Vaughn tells STOREYS that his government is “looking into everything” to address the affordability issue. Joining the heated conversation, some Twitter users have said that homeowners should take a hit for housing to be affordable. But Vaughan remains adamant that he “won’t vilify the individual mortgage-holding homeowner,” and that triggering even a 10% decline in housing prices (even in markets where prices are up 25-40% year-over-year) isn't fair and won’t fly.
“When people say that the way to fix this is to tax the crap out of homes, it doesn’t help ordinary Canadians whose lives are built around an investment they didn’t make to get lucky, they made to secure themselves,” says Vaughan. “We need to be careful about the way we vilify people who got lucky. They aren’t the people who are speculating even though they’re the ones clearly profiting from this runaway inflation in certain markets.”
The solution, says Vaughan, is to pull offshore institutional forces from the resale market and see what happens. “If this dampens inflation, if this gives us space and time to figure out the other parts of market the ensure Canadians can sustain housing,” he says. “Start with the offshore money and build the entire spectrum of housing needs out to focus on the end user – not the investor.”
To achieve this, Vaughan suggests investing in more family-friendly infrastructure in downtown neighbourhoods, creating knockout panels between condo units to allow for the potential creation of larger units, and producing a range of affordability options.

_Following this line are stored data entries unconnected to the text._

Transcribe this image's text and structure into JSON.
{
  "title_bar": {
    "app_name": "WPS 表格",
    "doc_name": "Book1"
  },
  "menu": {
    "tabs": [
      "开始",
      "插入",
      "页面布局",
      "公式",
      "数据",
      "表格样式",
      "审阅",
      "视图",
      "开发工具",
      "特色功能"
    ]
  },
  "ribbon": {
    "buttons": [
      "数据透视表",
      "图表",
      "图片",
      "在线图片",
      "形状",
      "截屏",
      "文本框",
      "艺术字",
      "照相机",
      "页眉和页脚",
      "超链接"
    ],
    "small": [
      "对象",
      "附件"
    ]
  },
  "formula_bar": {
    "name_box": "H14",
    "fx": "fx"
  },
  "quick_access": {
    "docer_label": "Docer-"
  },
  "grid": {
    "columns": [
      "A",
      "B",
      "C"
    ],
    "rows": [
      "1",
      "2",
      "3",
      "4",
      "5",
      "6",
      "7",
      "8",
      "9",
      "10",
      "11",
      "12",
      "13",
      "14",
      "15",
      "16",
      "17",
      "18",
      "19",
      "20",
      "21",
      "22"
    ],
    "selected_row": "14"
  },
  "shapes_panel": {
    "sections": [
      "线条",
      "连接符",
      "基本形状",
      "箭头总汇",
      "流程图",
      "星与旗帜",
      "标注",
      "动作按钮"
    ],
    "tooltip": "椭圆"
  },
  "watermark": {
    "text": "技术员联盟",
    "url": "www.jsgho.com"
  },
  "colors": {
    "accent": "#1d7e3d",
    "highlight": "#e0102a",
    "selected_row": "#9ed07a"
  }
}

But Pasalis isn’t confident that we’ll see any action. “Speculation is a problem but they’re not doing anything about it. They say it’s tricky to address, but it’s actually not,” says Pasalis. “He’s trying to be a politician and deflect from what he said because it’s obviously not politically popular for the federal government to basically say they’ve been selling off all of our houses to foreign investors – they’re not going to win a lot of points with that one.”
In the muddle of finger pointing and endless Twitter exchanges, the fact remains that Canada has a serious housing crisis on its hands. House prices increased 25% across Canada in one year from February 2020 to February 2021. In Toronto, homes selling for 50% over asking in a matter of days has become commonplace.
Of course, nobody who’s even slightly entertained the idea of buying a property recently needs the reminder. Figures released this week from RBC show that nearly half of Ontarians under the age of 40 have given up the dream of home ownership. It's not only taking a toll on the bank accounts of prospective homebuyers, but their mental wellbeing as well (just ask my group chats).
So, any initiative to cool this overheated market is long overdue and, frankly, a desperately needed lifesaver for the younger generation. Particularly those who cannot count on the bank of mom and dad to save the day.
In the meantime, we have a feeling this isn’t the last we’ll hear of the Vaughan and Pasalis exchange. And we’ll be following along with popcorn.